Machine Learning development cycle involves the steps:
graph LR
A[Collection] --> B[Exploration];
B --> C[Analytics];
C --> D[Feature Engineer];
D --> E[Training];
E --> F[Evaluation];
F --> C;
E --> G[Deployment];
G --> H[Monitoring];
H --> A;
People use different data representations to varying stages for the performance or limited by the tooling available. The academia mainly uses XML / JSON for annotations and zipped images/sensors data for deep learning, which is difficult to integrated into data infrastructure and slow to train over cloud storage. While the industry uses data lake (Parquet-based techniques, i.e., Delta Lake, Iceberg) or data warehouse (AWS Redshift or Google BigQuery) to collect and analyze data, they have to convert the data into training-friendly formats, such as Rikai/Petastorm or Tfrecord. Multiple single-purpose data transforms, as well as syncing copies between cloud storage to local training instances have become a common practice among ML practices.
While each of the existing data formats excel at its original designed workload, we need a new data format to tailored for multistage ML development cycle to reduce the fraction in tools and data silos.
A comparison of different data formats in each stage of ML development cycle.
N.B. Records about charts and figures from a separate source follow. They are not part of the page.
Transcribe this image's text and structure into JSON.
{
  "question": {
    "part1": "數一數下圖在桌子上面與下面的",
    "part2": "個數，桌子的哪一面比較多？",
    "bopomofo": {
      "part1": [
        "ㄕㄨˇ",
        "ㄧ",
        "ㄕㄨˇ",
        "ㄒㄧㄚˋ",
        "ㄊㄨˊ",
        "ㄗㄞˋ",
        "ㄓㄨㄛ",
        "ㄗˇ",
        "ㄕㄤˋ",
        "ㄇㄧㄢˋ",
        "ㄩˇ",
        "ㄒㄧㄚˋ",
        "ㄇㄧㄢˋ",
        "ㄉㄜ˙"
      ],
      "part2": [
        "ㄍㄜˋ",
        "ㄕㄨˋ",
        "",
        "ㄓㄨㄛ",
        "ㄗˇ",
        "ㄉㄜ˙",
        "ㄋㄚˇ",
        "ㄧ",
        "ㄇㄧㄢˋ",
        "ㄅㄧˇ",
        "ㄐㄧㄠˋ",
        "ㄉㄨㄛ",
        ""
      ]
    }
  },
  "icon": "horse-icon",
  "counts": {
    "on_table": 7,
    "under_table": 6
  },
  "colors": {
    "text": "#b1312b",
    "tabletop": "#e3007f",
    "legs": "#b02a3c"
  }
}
Lance | Parquet & ORC | JSON & XML | Tfrecord | Database | Warehouse | |
---|---|---|---|---|---|---|
Analytics | Fast | Fast | Slow | Slow | Decent | Fast |
Feature Engineering | Fast | Fast | Decent | Slow | Decent | Good |
Training | Fast | Decent | Slow | Fast | N/A | N/A |
Exploration | Fast | Slow | Fast | Slow | Fast | Decent |
Infra Support | Rich | Rich | Decent | Limited | Rich | Rich |
- Lance: A New Columnar Data Format, Scipy 2022, Austin, TX. July, 2022.